Using computer algorithms to understand and process natural languages

Dr. Noah Smith's fascination with computers began at an early age, but his first attempt to write code dealing with language stemmed from his seventh grade homework. Intrigued by the regularities and irregularities of French, Smith wrote a program that would conjugate the verbs for him. This early excitement about computer code and what makes human languages easy or difficult to learn has grown into a successful career that merges Linguistics and Computer Science. Early research opportunities as an undergraduate student revealed the applications of this connection, providing hands-on opportunities for Smith to explore and think like a scientist.

Today, Smith's research program at Carnegie Mellon University develops algorithms that process language data in order to extract information and make useful inferences. Vast amounts of text are produced every day as a by-product of every human pursuit: science, finance, government, and social communication. The ability for computers to "read" this data and offer human-interpretable analysis of what is going on in the world depends critically on natural language processing.

  • Though we all use natural language every day, the seemingly simple task of decoding a piece of text to find the meaning that its author intended is a challenging one. Smith considers this problem from different angles, such as: parsing sentences into simpler syntactic representations (not unlike sentence diagramming (subject/predicate) that many of us were required to do by hand in grade school), interpreting those sentences based on various semantic theories, and identifying the choices an author has made in framing the matters being discussed. This research builds on theoretical foundations in Computer Science, Linguistics, and Statistics, marrying theories of computation and language with a data-driven mentality.

  • Adding to the inherent challenges of natural language is the fact that the data are changing fast. More and more of our communication happens on the Internet through emails, blogs, and social media sites. The rise of platforms like Twitter and Facebook offers an unprecedented view of how a huge part of the population really uses language: unedited, with unconventional spellings, infusion of dialect, colloquialism, and blends of different languages and styles. Some of the algorithms Smith has contributed in the past few years are specially designed to cope with the challenges of casual communication on the Internet using robust machine learning on very large datasets. In addition to "wrangling" this wild data, Smith has performed statistical analyses to understand how language varies geographically and changes over time. A recent study revealed the importance of demographics, in addition to geographic closeness and city size, in the spread of new words between population centers in the United States.

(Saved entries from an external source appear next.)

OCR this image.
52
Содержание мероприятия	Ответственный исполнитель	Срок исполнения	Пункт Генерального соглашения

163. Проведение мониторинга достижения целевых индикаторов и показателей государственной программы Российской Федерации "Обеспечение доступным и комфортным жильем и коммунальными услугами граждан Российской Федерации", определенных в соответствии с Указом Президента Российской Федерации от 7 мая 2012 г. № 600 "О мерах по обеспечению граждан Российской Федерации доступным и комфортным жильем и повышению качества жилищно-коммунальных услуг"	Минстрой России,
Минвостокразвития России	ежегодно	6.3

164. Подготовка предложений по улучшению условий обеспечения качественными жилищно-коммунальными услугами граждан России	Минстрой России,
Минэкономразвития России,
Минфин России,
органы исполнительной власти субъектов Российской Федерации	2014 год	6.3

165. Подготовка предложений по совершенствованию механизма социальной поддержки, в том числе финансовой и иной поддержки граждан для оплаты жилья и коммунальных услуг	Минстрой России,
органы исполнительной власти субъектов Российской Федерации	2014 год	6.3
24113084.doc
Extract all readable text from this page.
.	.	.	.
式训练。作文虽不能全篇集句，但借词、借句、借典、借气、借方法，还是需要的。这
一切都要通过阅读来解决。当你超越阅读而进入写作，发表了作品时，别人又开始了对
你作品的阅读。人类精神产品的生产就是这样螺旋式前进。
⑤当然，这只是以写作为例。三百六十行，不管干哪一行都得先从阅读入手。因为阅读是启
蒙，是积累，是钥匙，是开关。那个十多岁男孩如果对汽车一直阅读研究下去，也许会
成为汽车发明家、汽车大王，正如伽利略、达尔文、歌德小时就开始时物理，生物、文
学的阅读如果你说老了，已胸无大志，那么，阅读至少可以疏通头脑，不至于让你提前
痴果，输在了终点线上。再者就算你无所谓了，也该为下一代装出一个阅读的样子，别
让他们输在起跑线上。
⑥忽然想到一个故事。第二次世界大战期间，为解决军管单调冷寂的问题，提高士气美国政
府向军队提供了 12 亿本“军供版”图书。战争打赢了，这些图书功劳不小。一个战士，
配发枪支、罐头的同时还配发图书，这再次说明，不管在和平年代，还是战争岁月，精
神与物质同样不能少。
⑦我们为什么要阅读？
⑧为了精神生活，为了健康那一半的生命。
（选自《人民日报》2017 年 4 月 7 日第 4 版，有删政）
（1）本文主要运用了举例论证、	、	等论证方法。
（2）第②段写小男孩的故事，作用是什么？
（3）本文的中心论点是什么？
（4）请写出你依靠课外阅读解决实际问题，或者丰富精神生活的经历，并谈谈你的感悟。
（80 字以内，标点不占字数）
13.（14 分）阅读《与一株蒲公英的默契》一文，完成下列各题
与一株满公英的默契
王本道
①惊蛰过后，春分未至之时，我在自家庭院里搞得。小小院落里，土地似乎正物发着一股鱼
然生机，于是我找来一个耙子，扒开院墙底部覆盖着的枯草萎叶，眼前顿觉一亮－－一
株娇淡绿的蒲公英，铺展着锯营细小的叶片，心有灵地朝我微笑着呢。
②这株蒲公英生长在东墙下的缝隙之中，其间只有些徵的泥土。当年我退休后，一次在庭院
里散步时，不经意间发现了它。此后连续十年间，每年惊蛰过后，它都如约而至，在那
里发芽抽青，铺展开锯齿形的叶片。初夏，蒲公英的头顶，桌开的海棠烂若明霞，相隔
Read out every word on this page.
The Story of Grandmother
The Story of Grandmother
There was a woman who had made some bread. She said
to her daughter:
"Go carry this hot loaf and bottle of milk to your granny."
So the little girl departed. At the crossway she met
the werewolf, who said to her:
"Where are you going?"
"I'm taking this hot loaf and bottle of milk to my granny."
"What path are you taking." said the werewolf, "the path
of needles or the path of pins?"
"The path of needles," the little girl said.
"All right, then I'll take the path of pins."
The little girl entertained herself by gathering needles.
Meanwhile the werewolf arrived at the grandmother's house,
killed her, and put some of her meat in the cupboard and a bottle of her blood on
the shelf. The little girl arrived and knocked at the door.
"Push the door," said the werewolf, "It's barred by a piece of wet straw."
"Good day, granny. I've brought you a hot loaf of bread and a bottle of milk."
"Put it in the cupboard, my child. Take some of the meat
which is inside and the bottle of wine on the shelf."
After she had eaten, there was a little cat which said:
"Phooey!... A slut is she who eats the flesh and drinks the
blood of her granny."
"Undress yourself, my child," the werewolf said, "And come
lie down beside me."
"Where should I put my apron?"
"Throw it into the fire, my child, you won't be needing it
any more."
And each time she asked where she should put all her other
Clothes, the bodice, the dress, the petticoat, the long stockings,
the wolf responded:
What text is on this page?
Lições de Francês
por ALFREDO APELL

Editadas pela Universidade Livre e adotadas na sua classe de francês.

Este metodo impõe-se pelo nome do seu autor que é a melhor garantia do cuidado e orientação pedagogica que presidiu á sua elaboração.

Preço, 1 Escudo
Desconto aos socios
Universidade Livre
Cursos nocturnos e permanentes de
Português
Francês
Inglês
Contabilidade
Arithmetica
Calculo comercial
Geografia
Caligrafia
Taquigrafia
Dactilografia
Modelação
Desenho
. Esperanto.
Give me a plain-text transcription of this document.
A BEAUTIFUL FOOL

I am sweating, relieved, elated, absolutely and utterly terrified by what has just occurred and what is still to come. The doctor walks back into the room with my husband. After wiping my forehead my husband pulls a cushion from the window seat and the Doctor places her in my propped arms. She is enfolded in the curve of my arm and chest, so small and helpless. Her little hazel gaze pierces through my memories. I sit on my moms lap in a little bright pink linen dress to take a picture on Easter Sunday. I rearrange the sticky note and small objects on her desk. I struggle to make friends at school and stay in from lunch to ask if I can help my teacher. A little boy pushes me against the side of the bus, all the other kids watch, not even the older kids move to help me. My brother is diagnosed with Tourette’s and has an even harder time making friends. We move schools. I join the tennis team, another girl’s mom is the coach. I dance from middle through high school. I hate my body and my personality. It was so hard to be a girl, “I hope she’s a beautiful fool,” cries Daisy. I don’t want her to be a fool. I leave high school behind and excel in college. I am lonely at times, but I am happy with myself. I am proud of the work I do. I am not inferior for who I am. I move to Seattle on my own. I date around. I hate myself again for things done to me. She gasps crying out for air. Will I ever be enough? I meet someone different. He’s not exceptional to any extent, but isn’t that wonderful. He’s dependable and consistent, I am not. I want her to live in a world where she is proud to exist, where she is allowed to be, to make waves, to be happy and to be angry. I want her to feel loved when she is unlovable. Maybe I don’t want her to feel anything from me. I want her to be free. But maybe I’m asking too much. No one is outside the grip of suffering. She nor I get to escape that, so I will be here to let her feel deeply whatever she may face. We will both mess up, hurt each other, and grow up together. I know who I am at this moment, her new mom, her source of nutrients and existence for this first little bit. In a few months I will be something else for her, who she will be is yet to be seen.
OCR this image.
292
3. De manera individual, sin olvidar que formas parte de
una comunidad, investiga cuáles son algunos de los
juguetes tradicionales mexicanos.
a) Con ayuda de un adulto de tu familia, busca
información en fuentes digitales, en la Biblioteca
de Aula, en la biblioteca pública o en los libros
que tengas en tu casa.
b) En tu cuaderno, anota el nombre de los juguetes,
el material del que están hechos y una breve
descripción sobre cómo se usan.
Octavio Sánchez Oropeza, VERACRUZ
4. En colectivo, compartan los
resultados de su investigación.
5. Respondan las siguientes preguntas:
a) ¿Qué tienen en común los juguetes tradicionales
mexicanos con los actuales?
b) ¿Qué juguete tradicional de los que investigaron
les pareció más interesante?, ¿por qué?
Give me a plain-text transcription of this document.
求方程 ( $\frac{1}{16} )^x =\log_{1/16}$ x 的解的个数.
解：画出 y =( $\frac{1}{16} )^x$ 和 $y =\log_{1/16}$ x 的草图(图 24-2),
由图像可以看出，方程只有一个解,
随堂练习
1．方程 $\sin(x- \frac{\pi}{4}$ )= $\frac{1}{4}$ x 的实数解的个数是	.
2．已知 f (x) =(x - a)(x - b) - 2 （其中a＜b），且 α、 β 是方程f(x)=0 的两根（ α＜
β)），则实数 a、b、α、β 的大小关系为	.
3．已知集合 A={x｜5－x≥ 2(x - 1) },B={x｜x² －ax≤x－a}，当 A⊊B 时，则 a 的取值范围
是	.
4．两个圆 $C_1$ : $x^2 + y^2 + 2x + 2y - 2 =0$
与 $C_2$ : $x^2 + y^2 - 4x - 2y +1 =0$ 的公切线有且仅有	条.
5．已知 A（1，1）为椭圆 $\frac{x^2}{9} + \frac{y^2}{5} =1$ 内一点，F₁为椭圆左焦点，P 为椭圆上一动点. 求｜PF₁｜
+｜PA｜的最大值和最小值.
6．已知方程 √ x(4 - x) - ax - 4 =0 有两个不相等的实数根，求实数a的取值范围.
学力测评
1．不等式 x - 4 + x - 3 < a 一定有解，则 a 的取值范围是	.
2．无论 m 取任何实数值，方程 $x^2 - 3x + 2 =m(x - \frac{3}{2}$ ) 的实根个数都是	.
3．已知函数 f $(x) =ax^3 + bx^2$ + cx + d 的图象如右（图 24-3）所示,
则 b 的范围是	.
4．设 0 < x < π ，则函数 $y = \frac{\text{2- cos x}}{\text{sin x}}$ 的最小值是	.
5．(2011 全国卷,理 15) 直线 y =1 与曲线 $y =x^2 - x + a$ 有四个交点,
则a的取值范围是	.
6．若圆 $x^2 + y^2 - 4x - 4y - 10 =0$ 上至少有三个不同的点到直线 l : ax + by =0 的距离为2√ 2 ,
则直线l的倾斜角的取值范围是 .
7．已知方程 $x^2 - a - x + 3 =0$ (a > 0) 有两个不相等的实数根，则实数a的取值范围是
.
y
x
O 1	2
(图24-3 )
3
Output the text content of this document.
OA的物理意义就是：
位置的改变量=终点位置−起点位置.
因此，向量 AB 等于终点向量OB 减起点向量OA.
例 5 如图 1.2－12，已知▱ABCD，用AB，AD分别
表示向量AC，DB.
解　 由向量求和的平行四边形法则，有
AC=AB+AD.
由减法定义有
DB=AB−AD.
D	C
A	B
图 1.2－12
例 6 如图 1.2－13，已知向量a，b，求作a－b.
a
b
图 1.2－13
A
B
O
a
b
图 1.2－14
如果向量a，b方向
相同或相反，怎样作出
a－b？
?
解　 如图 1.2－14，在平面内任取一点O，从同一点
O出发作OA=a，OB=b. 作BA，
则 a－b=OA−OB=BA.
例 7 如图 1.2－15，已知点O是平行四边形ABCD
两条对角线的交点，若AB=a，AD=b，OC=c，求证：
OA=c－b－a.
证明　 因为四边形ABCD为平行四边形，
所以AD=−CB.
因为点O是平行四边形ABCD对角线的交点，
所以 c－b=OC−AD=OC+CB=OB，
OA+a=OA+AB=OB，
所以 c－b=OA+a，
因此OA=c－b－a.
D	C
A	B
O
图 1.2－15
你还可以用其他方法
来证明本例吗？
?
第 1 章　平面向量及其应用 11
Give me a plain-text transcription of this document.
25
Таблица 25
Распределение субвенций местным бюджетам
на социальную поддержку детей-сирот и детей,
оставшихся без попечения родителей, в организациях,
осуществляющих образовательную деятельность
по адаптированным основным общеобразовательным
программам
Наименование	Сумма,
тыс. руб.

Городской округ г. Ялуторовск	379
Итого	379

  • In developing text processing algorithms, Smith works closely with collaborators in the social sciences. One example is a collaboration with political scientists to automate the measurement of ideological content of political speeches. The team found that presidential candidates' language in speeches shows clear movement toward the center (a more moderate political stance) after winning a primary election. Other projects have explored the political nature of censorship in Chinese social media, quantified the information content in financial disclosures before and after Sarbanes-Oxley reform, and predicted the success of bills in Congressional committees.

Research developments like Smith's are also central to advances in recognizable technologies. Automatic translation between languages is becoming more useful and reliable for more languages than ever before. Computer programs that answer questions are becoming an everyday presence, not just in feats to awe the public by winning Jeopardy, like Watson, but to help navigate daily tasks, like Siri. In the next few years, anyone who faces the challenge of making sense from a heap of messy, unstructured text will have the opportunity to use new tools that improve understanding and save time. Smith and his team are active contributors to these technologies.

Bio

Before completing his graduate studies at Johns Hopkins University, Dr. Noah Smith received two bachelor's degrees, a B.S. in Computer Science and a B.A. in Linguistics.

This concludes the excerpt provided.